Published May 5, 2020
THE VIEW FROM MY SEAT
Healthcare and legal immigration
Legal immigration enables our healthcare system to be staffed
By Ernie Williamson / The Bulletin
My journey through American health care has taught me one thing: the system would collapse without legal immigration.
Immigration is a sensitive topic that is risky to write about, but I will make an exception here because my health – and probably yours - depends on medical workers coming to this country from foreign lands.
Because of a rare spinal cord disorder that eight years ago left me a paraplegic, I am under the care of a neurologist, cardiologist, urologist, gastroenterologist, dermatologist. physiatrist and a pain management specialist.
While watching a program on immigration, it occurred to me that all my doctors are most likely either immigrants or children of immigrants.
Let me be clear: I am delighted with each of my doctors and feel blessed to have them. There is also evidence that I am fortunate to have them.
A study by Harvard medical researchers in 2017 published in the medical journal BMJ shows that Medicare patients treated by doctors from foreign medical schools had a lower chance of dying than those treated by U.S. medical graduates.
Specifically, for every 250 people treated by American-trained doctors, one would still be alive if they had had a foreign-educated doctor instead.
The main reason for this, according to most experts, is that the immigration and medical requirements ensure that we get only the best and the brightest from other countries.

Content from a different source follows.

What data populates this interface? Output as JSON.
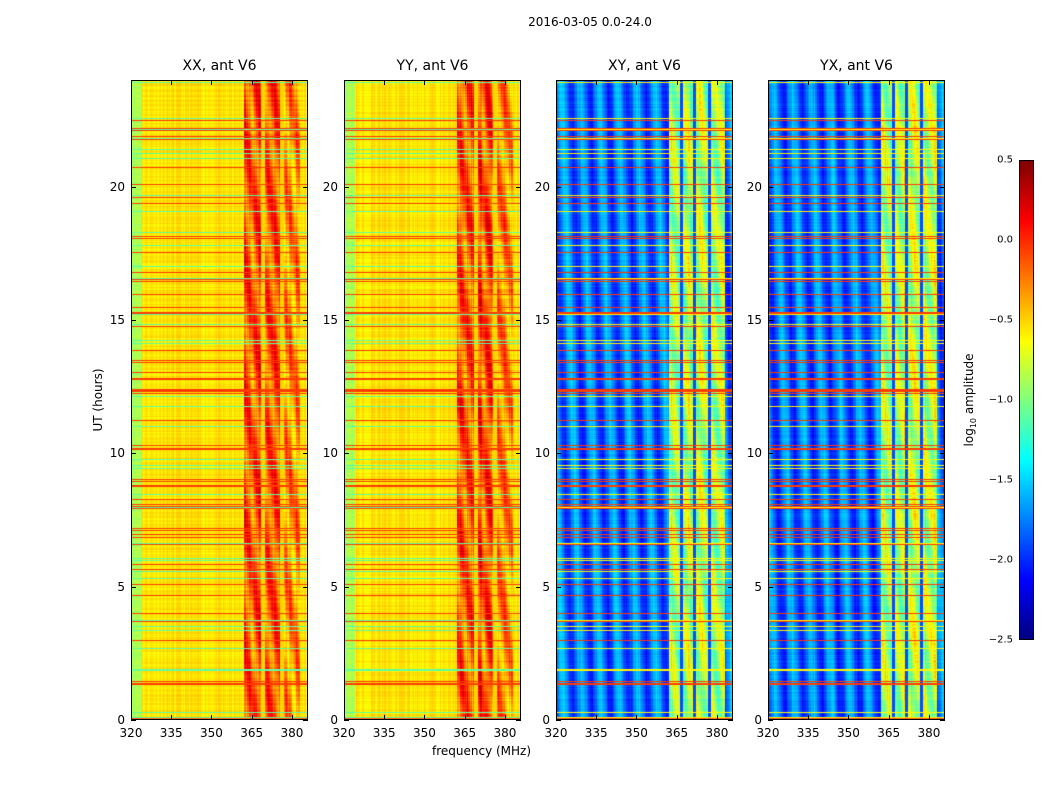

A similar study published in JAMA Internal Medicine showed that Medicare patients treated by female doctors also were less likely to die than those cared for by male doctors.
The authors of both studies are quick to point out, however, that stereotypes overlook the individual and can lead to harmful conclusions.
That didn’t stop comedian Louis CK on a Saturday Night Live episode from saying he has “mild racism” because of the following thoughts:
“Say I’m in a hospital, and the doctor comes in to treat me, and the doctor is from China or India. I’ll think, ‘Well, good, good, good. More of that.’”
According to Forbes magazine, almost 30 percent of all doctors in the U.S. are immigrants. The numbers increase to 50 percent for geriatric medicine, 47 percent for kidney specialists, 43 percent for cardiologists and 41 percent for critical care specialists.
Do you wait a long time for an appointment now? Imagine how long you would have to wait without doctors from other countries.
But it is not just doctors. Roughly 24 percent of dentists are immigrants, along with 20 percent of pharmacists and 16 percent of registered nurses.
Given the numbers, it should be no surprise that two of the go-to doctors dispensing medical advice on television during the pandemic are Dr. Sanjay Gupta, whose parents immigrated to this country in the 1960s, and Dr. Ashish Jha, who arrived in this country in 1983.
They both go beyond the headlines to offer insight into the battle against Covid-19. Gupta has won multiple Emmy Awards.
It should be pointed out that the United States is not the only country dependent on legal immigration. In the United Kingdom, where anti-immigrant sentiment gave rise to the Brexit movement, the health care system depends heavily on foreign doctors, who are now on the front lines fighting the pandemic.
Tragically, as of this writing, eight U.K. doctors have died from the coronavirus. All were immigrants.